Image via ecoartspace.

Green thumbs in New York and around the world are planting the flag for environmentalism along with roof gardens and native trees as part of two participatory art projects that combine green activism with the power of social networks.In the summer of 2008, Miami-based artist Xavier Cortada planted a green flag at the North Pole to “claim” the landscape for nature as part of a New York Foundation for the Arts-sponsored project addressing global climate change. Writes the ecoartspace blog:

Melting polar sea ice has global political powers clamoring to place their flags over the Arctic to control the Northwest Passage shipping lanes and the petroleum and mineral resources beneath the ice. Cortada developed Native Flags as an eco-art project to engage people globally in a reforestation campaign to prevent the polar regions from melting.

Participants anywhere in the world can plant a tree native to their area next to a replica of Cortada’s green flag to reclaim a little plot of land and encourage neighbors to do likewise — declaring their affiliation with nature much as a political yard sign displays support for a favored candidate during election season.

Image via Seeding the City.
Seeding the City
Brooklyn artist Eve Mosher, who previously worked on the High Water Line project that demonstrated the impact of rising oceans with a chalk boundary running through New York waterfront communities, makes the evangelizing component more explicit in her Seeding the City initiative, which we first read about in I.D. magazine.

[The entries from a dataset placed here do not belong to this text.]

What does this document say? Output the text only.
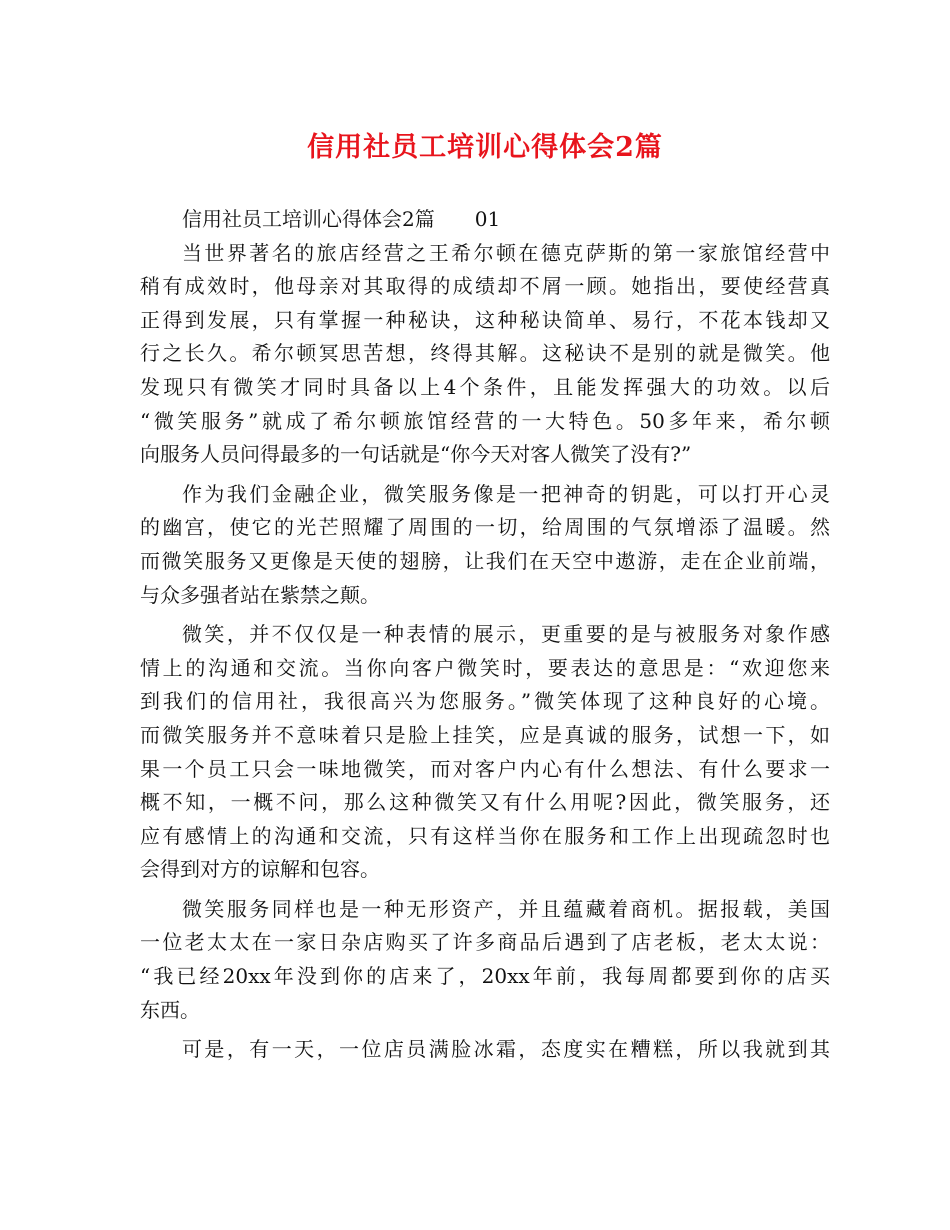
信用社员工培训心得体会2篇
信用社员工培训心得体会2篇 01
当世界著名的旅店经营之王希尔顿在德克萨斯的第一家旅馆经营中
稍有成效时，他母亲对其取得的成绩却不屑一顾。她指出，要使经营真
正得到发展，只有掌握一种秘诀，这种秘诀简单、易行，不花本钱却又
行之长久。希尔顿冥思苦想，终得其解。这秘诀不是别的就是微笑。他
发现只有微笑才同时具备以上4个条件，且能发挥强大的功效。以后
“微笑服务”就成了希尔顿旅馆经营的一大特色。50多年来，希尔顿
向服务人员问得最多的一句话就是“你今天对客人微笑了没有?”
作为我们金融企业，微笑服务像是一把神奇的钥匙，可以打开心灵
的幽宫，使它的光芒照耀了周围的一切，给周围的气氛增添了温暖。然
而微笑服务又更像是天使的翅膀，让我们在天空中遨游，走在企业前端，
与众多强者站在紫禁之颠。
微笑，并不仅仅是一种表情的展示，更重要的是与被服务对象作感
情上的沟通和交流。当你向客户微笑时，要表达的意思是：“欢迎您来
到我们的信用社，我很高兴为您服务。”微笑体现了这种良好的心境。
而微笑服务并不意味着只是脸上挂笑，应是真诚的服务，试想一下，如
果一个员工只会一味地微笑，而对客户内心有什么想法、有什么要求一
概不知，一概不问，那么这种微笑又有什么用呢?因此，微笑服务，还
应有感情上的沟通和交流，只有这样当你在服务和工作上出现疏忽时也
会得到对方的谅解和包容。
微笑服务同样也是一种无形资产，并且蕴藏着商机。据报载，美国
一位老太太在一家日杂店购买了许多商品后遇到了店老板，老太太说：
“我已经20xx年没到你的店来了，20xx年前，我每周都要到你的店买
东西。
可是，有一天，一位店员满脸冰霜，态度实在糟糕，所以我就到其
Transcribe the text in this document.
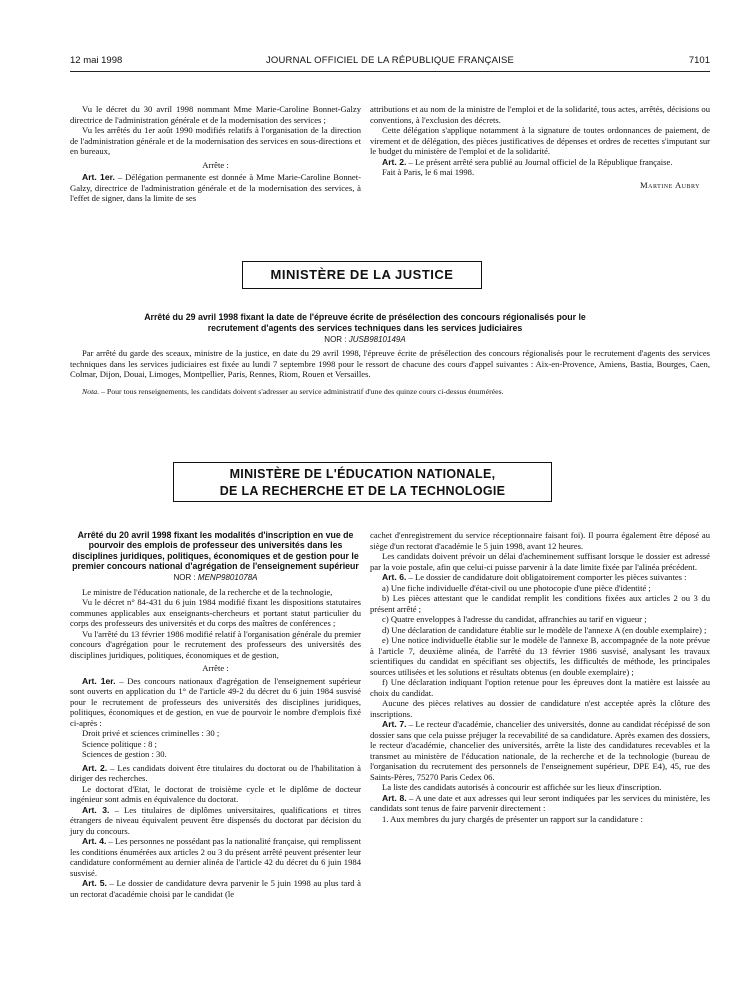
12 mai 1998	JOURNAL OFFICIEL DE LA RÉPUBLIQUE FRANÇAISE	7101

Vu le décret du 30 avril 1998 nommant Mme Marie-Caroline Bonnet-Galzy directrice de l'administration générale et de la modernisation des services ;

Vu les arrêtés du 1er août 1990 modifiés relatifs à l'organisation de la direction de l'administration générale et de la modernisation des services en sous-directions et en bureaux,

Arrête :

Art. 1er. – Délégation permanente est donnée à Mme Marie-Caroline Bonnet-Galzy, directrice de l'administration générale et de la modernisation des services, à l'effet de signer, dans la limite de ses

attributions et au nom de la ministre de l'emploi et de la solidarité, tous actes, arrêtés, décisions ou conventions, à l'exclusion des décrets.

Cette délégation s'applique notamment à la signature de toutes ordonnances de paiement, de virement et de délégation, des pièces justificatives de dépenses et ordres de recettes s'imputant sur le budget du ministère de l'emploi et de la solidarité.

Art. 2. – Le présent arrêté sera publié au Journal officiel de la République française.

Fait à Paris, le 6 mai 1998.

Martine Aubry

MINISTÈRE DE LA JUSTICE
Arrêté du 29 avril 1998 fixant la date de l'épreuve écrite de présélection des concours régionalisés pour le recrutement d'agents des services techniques dans les services judiciaires
NOR : JUSB9810149A

Par arrêté du garde des sceaux, ministre de la justice, en date du 29 avril 1998, l'épreuve écrite de présélection des concours régionalisés pour le recrutement d'agents des services techniques dans les services judiciaires est fixée au lundi 7 septembre 1998 pour le ressort de chacune des cours d'appel suivantes : Aix-en-Provence, Amiens, Bastia, Bourges, Caen, Colmar, Dijon, Douai, Limoges, Montpellier, Paris, Rennes, Riom, Rouen et Versailles.

Nota. – Pour tous renseignements, les candidats doivent s'adresser au service administratif d'une des quinze cours ci-dessus énumérées.

MINISTÈRE DE L'ÉDUCATION NATIONALE,
DE LA RECHERCHE ET DE LA TECHNOLOGIE
Arrêté du 20 avril 1998 fixant les modalités d'inscription en vue de pourvoir des emplois de professeur des universités dans les disciplines juridiques, politiques, économiques et de gestion pour le premier concours national d'agrégation de l'enseignement supérieur
NOR : MENP9801078A

Le ministre de l'éducation nationale, de la recherche et de la technologie,

Vu le décret n° 84-431 du 6 juin 1984 modifié fixant les dispositions statutaires communes applicables aux enseignants-chercheurs et portant statut particulier du corps des professeurs des universités et du corps des maîtres de conférences ;

Vu l'arrêté du 13 février 1986 modifié relatif à l'organisation générale du premier concours d'agrégation pour le recrutement des professeurs des universités des disciplines juridiques, politiques, économiques et de gestion,

Arrête :

Art. 1er. – Des concours nationaux d'agrégation de l'enseignement supérieur sont ouverts en application du 1° de l'article 49-2 du décret du 6 juin 1984 susvisé pour le recrutement de professeurs des universités des disciplines juridiques, politiques, économiques et de gestion, en vue de pourvoir le nombre d'emplois fixé ci-après :

Droit privé et sciences criminelles : 30 ;

Science politique : 8 ;

Sciences de gestion : 30.

Art. 2. – Les candidats doivent être titulaires du doctorat ou de l'habilitation à diriger des recherches.

Le doctorat d'Etat, le doctorat de troisième cycle et le diplôme de docteur ingénieur sont admis en équivalence du doctorat.

Art. 3. – Les titulaires de diplômes universitaires, qualifications et titres étrangers de niveau équivalent peuvent être dispensés du doctorat par décision du jury du concours.

Art. 4. – Les personnes ne possédant pas la nationalité française, qui remplissent les conditions énumérées aux articles 2 ou 3 du présent arrêté peuvent présenter leur candidature conformément au dernier alinéa de l'article 42 du décret du 6 juin 1984 susvisé.

Art. 5. – Le dossier de candidature devra parvenir le 5 juin 1998 au plus tard à un rectorat d'académie choisi par le candidat (le

cachet d'enregistrement du service réceptionnaire faisant foi). Il pourra également être déposé au siège d'un rectorat d'académie le 5 juin 1998, avant 12 heures.

Les candidats doivent prévoir un délai d'acheminement suffisant lorsque le dossier est adressé par la voie postale, afin que celui-ci puisse parvenir à la date limite fixée par l'alinéa précédent.

Art. 6. – Le dossier de candidature doit obligatoirement comporter les pièces suivantes :

a) Une fiche individuelle d'état-civil ou une photocopie d'une pièce d'identité ;

b) Les pièces attestant que le candidat remplit les conditions fixées aux articles 2 ou 3 du présent arrêté ;

c) Quatre enveloppes à l'adresse du candidat, affranchies au tarif en vigueur ;

d) Une déclaration de candidature établie sur le modèle de l'annexe A (en double exemplaire) ;

e) Une notice individuelle établie sur le modèle de l'annexe B, accompagnée de la note prévue à l'article 7, deuxième alinéa, de l'arrêté du 13 février 1986 susvisé, analysant les travaux scientifiques du candidat en spécifiant ses objectifs, les difficultés de méthode, les principales sources utilisées et les solutions et résultats obtenus (en double exemplaire) ;

f) Une déclaration indiquant l'option retenue pour les épreuves dont la matière est laissée au choix du candidat.

Aucune des pièces relatives au dossier de candidature n'est acceptée après la clôture des inscriptions.

Art. 7. – Le recteur d'académie, chancelier des universités, donne au candidat récépissé de son dossier sans que cela puisse préjuger la recevabilité de sa candidature. Après examen des dossiers, le recteur d'académie, chancelier des universités, arrête la liste des candidatures recevables et la transmet au ministère de l'éducation nationale, de la recherche et de la technologie (bureau de l'organisation du recrutement des personnels de l'enseignement supérieur, DPE E4), 45, rue des Saints-Pères, 75270 Paris Cedex 06.

La liste des candidats autorisés à concourir est affichée sur les lieux d'inscription.

Art. 8. – A une date et aux adresses qui leur seront indiquées par les services du ministère, les candidats sont tenus de faire parvenir directement :

1. Aux membres du jury chargés de présenter un rapport sur la candidature :
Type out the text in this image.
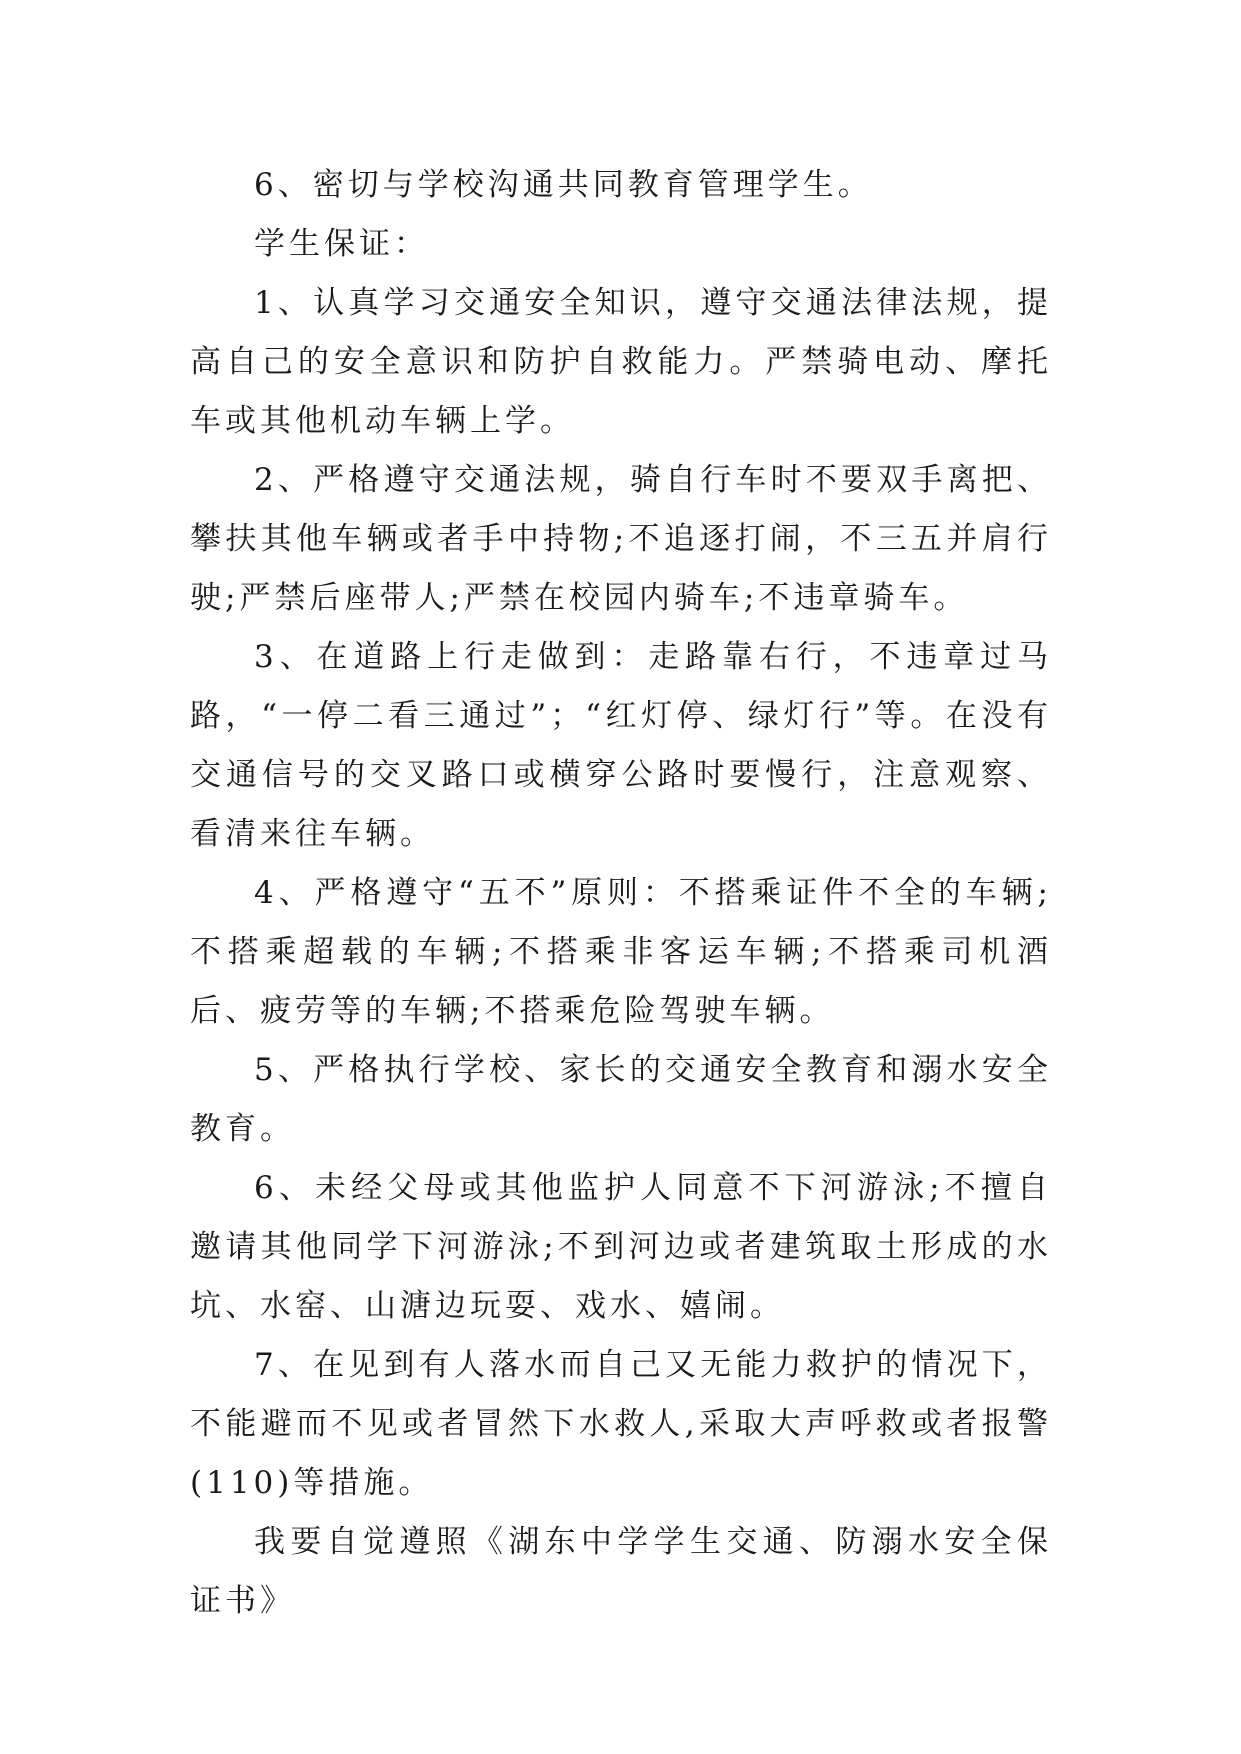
6、密切与学校沟通共同教育管理学生。

学生保证：

1、认真学习交通安全知识，遵守交通法律法规，提高自己的安全意识和防护自救能力。严禁骑电动、摩托车或其他机动车辆上学。

2、严格遵守交通法规，骑自行车时不要双手离把、攀扶其他车辆或者手中持物;不追逐打闹，不三五并肩行驶;严禁后座带人;严禁在校园内骑车;不违章骑车。

3、在道路上行走做到：走路靠右行，不违章过马路，“一停二看三通过”；“红灯停、绿灯行”等。在没有交通信号的交叉路口或横穿公路时要慢行，注意观察、看清来往车辆。

4、严格遵守“五不”原则：不搭乘证件不全的车辆;不搭乘超载的车辆;不搭乘非客运车辆;不搭乘司机酒后、疲劳等的车辆;不搭乘危险驾驶车辆。

5、严格执行学校、家长的交通安全教育和溺水安全教育。

6、未经父母或其他监护人同意不下河游泳;不擅自邀请其他同学下河游泳;不到河边或者建筑取土形成的水坑、水窑、山溏边玩耍、戏水、嬉闹。

7、在见到有人落水而自己又无能力救护的情况下，不能避而不见或者冒然下水救人,采取大声呼救或者报警(110)等措施。

我要自觉遵照《湖东中学学生交通、防溺水安全保证书》
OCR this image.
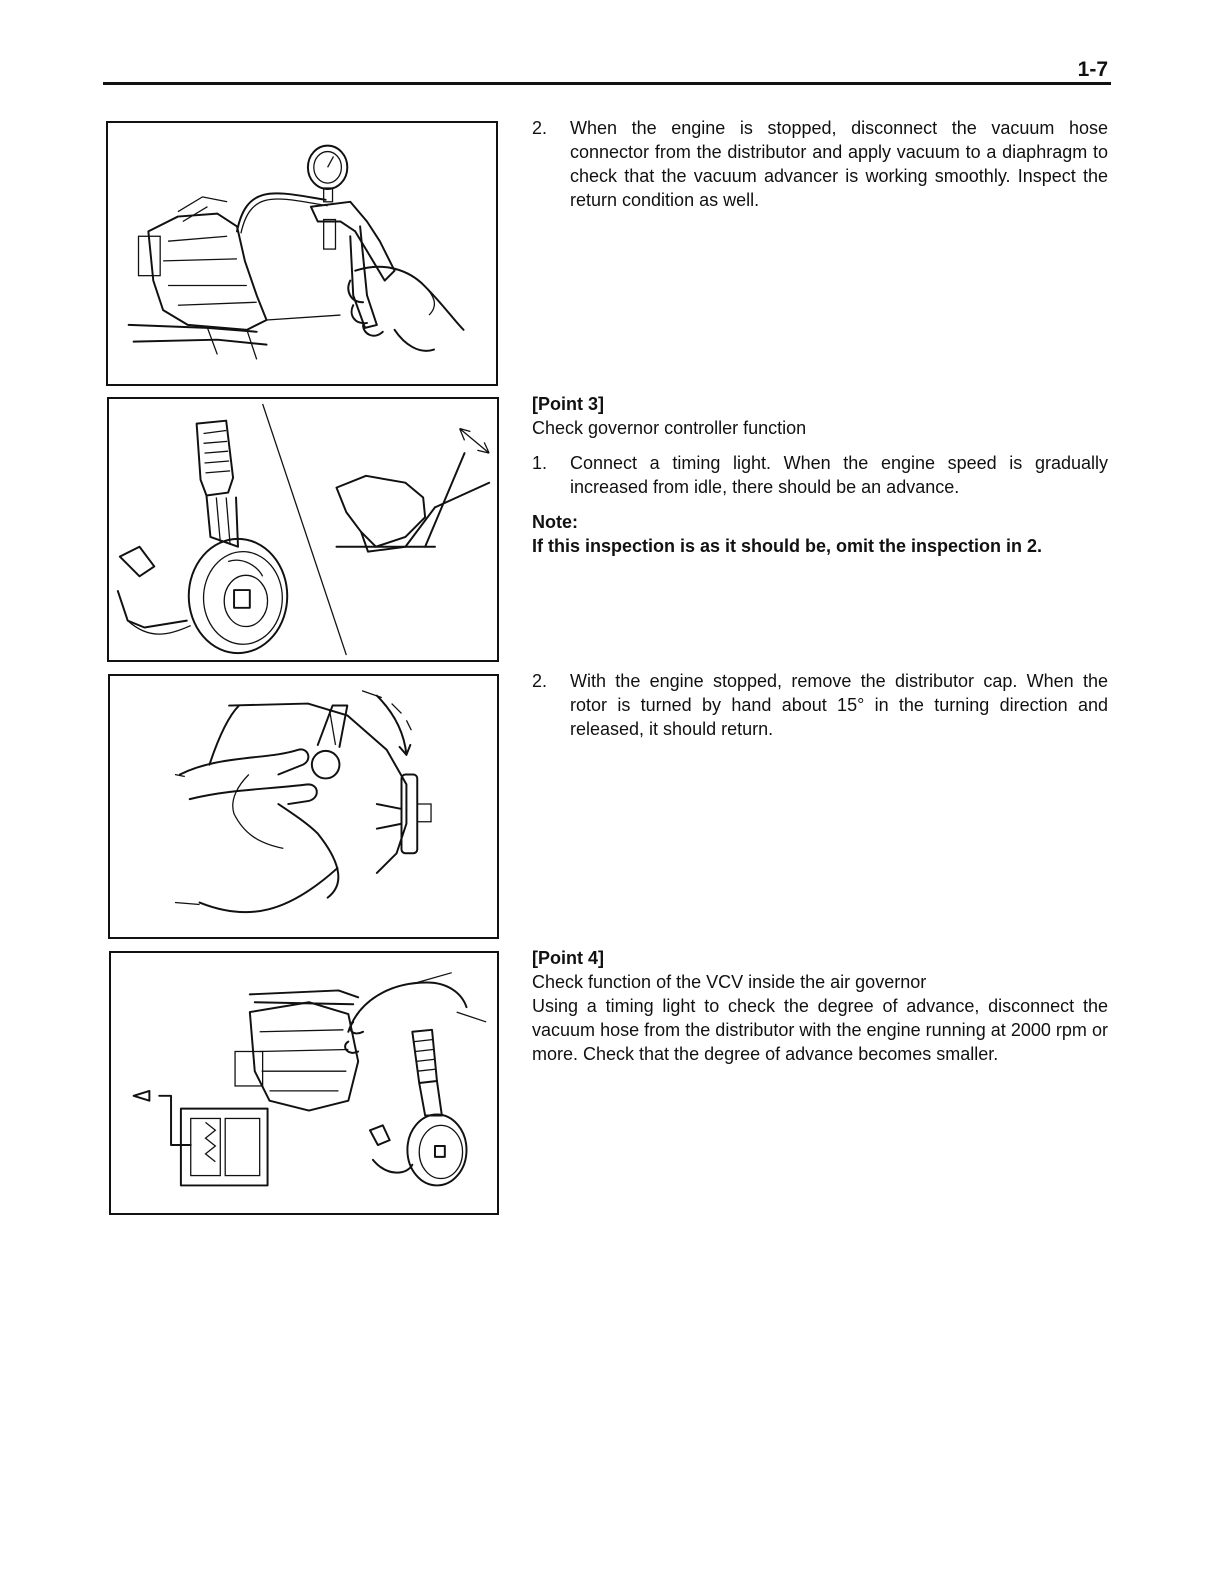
1-7
2.	When the engine is stopped, disconnect the vacuum hose connector from the distributor and apply vacuum to a diaphragm to check that the vacuum advancer is working smoothly. Inspect the return condition as well.
[Point 3]
Check governor controller function
1.	Connect a timing light. When the engine speed is gradually increased from idle, there should be an advance.
Note:
If this inspection is as it should be, omit the inspection in 2.
2.	With the engine stopped, remove the distributor cap. When the rotor is turned by hand about 15° in the turning direction and released, it should return.
[Point 4]
Check function of the VCV inside the air governor
Using a timing light to check the degree of advance, disconnect the vacuum hose from the distributor with the engine running at 2000 rpm or more. Check that the degree of advance becomes smaller.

People who want to receive her “green roof module” — a kit of plants and a 2-by-4-foot container to grow them in, plus a flag marking the spot and street-level signage explaining the project — must first identify two to three other people in their neighborhood who are interested in greening a corner of their rooftop, in what I.D. called “a pyramid scheme” that “spread[s] environmental awareness, one roof garden at a time.”